Create Better Decisions: Whose Decision Is It?
As clients meet with me to discuss leadership, inevitably the
conversation turns to decision-making. Making decisions is one
of the most taxing job responsibilities that leaders have. In my
experience, leaders suffer more than they should because they
make too many decisions. Too often, they fail to ask, "Whose
decision is it?" or "Who is the decider?"
When leaders take the burden of responsibility too far, they
either want to protect others from making tough decisions or
they want to extend their power. The result is often poor
decision-making because these leaders do not have sufficient
information. And the team members who should have made the
decision do not gain valuable experience. Instead of adhering to
the old Harry S. Truman adage, "The buck stops here," these
leaders should do a better job of clarifying job
responsibilities, trusting their team members to make good
decisions, and then holding them accountable.
Lord Carrington, whom I knew for a brief time, was minister of
the British Defense Department during the Falkland Islands war.
The war was launched because of a mistake a radio operator made
on one of the frigates out at sea. Lord Carrington was obligated
via ministerial responsibility (the British version of "The buck
stops here") to resign. After all, if he was doing his job, all
those under his command must be doing their jobs, too, no matter
how far removed--including the radio operator. This practice is
outdated, in part, because it takes accountability away from the
person who is directly responsible. And it results in leaders
who are either too controlling or unjustly blamed for the bad
decisions of others. "Perhaps you can help me with a problem I'm
having, Gary," Todd, President of one of the largest financial
services company on the east coast, said as we sat down to
coffee. "I have this woman who works for me. She's grown her
department by thirty percent in the last year. But she hasn't
been showing up at the weekly executive meetings even when she's
in the office. Her boss thinks everything's fine and keeps
citing the thirty-percent figure, but the competition in that
industry segment is scoring even higher. Plus, her department is
the doorway into my company for many customers." I asked Todd
what exactly the problem was. He said, "Her!"
I asked, "Are you sure?" He looked at me quizzically. "You're
saying the problem lies with me?" I asked him whom she reported
to.
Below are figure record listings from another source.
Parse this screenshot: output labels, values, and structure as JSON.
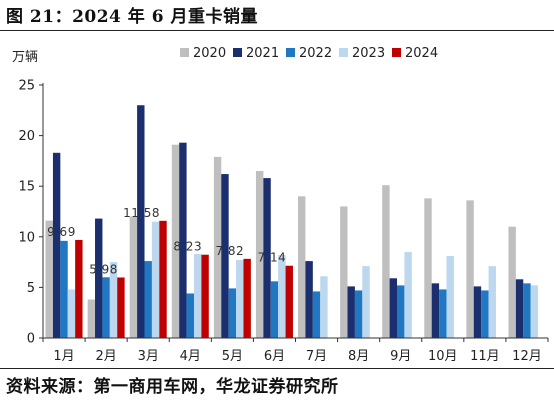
{
  "figure": {
    "title": "图 21：2024 年 6 月重卡销量",
    "source": "资料来源：第一商用车网，华龙证券研究所"
  },
  "chart_data": {
    "type": "bar",
    "ylabel": "万辆",
    "ylim": [
      0,
      25
    ],
    "yticks": [
      "0",
      "5",
      "10",
      "15",
      "20",
      "25"
    ],
    "categories": [
      "1月",
      "2月",
      "3月",
      "4月",
      "5月",
      "6月",
      "7月",
      "8月",
      "9月",
      "10月",
      "11月",
      "12月"
    ],
    "legend_position": "top-right",
    "grid": false,
    "series": [
      {
        "name": "2020",
        "color": "#bfbfbf",
        "values": [
          11.6,
          3.8,
          12.0,
          19.1,
          17.9,
          16.5,
          14.0,
          13.0,
          15.1,
          13.8,
          13.6,
          11.0
        ]
      },
      {
        "name": "2021",
        "color": "#1b2f6e",
        "values": [
          18.3,
          11.8,
          23.0,
          19.3,
          16.2,
          15.8,
          7.6,
          5.1,
          5.9,
          5.4,
          5.1,
          5.8
        ]
      },
      {
        "name": "2022",
        "color": "#1f78c1",
        "values": [
          9.6,
          6.0,
          7.6,
          4.4,
          4.9,
          5.6,
          4.6,
          4.7,
          5.2,
          4.8,
          4.7,
          5.4
        ]
      },
      {
        "name": "2023",
        "color": "#bcd7ee",
        "values": [
          4.8,
          7.5,
          11.5,
          8.3,
          7.7,
          8.2,
          6.1,
          7.1,
          8.5,
          8.1,
          7.1,
          5.2
        ]
      },
      {
        "name": "2024",
        "color": "#c00000",
        "values": [
          9.69,
          5.98,
          11.58,
          8.23,
          7.82,
          7.14,
          null,
          null,
          null,
          null,
          null,
          null
        ]
      }
    ],
    "data_labels": [
      {
        "category": "1月",
        "series": "2024",
        "text": "9.69"
      },
      {
        "category": "2月",
        "series": "2024",
        "text": "5.98"
      },
      {
        "category": "3月",
        "series": "2024",
        "text": "11.58"
      },
      {
        "category": "4月",
        "series": "2024",
        "text": "8.23"
      },
      {
        "category": "5月",
        "series": "2024",
        "text": "7.82"
      },
      {
        "category": "6月",
        "series": "2024",
        "text": "7.14"
      }
    ]
  }
}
He said, "She reports to Dave." I then asked, "So whose
problem is it?" Begrudgingly, he said, "Dave's." We then
investigated why he thought it was his problem to begin with.
This employee did not show up for Dave's meeting, but since it
was Todd's company and he had heard complaints, he felt it
reflected badly on him. Since I don't have an emotional
investment, it was easier for me to see who was the decider here
than it was for Todd. And, since Dave is invested in this woman
in many ways that Todd is not, Todd might be able to supply some
perspective to Dave that he is currently missing.
As a leader, Todd shouldn't ignore the fact that he had heard
complaints about this particular employee. Instead, he must hold
Dave accountable for his people. Once Dave is alerted to the
issue, it is no longer Todd's issue. If Dave fails to act,
however, then Todd must confront a new issue: Dave's failure to
manage his team members.
Since Todd is impacted by the failure of the employee to attend
his meeting, I suggested a strategy that helps set clear
boundaries. I encouraged him to cancel the next meeting if one
or more people did not attend. I find it hard to employ shaming
tactics, but, at the same time, they can be extremely effective.
In this case, the message would be loud and clear: everyone's
participation is critical to the process. And, based upon my
experience, I doubt Dave would have to cancel more than one
meeting.
Employee empowerment begins with leaders asking themselves four
words over and over: "Whose decision is it?"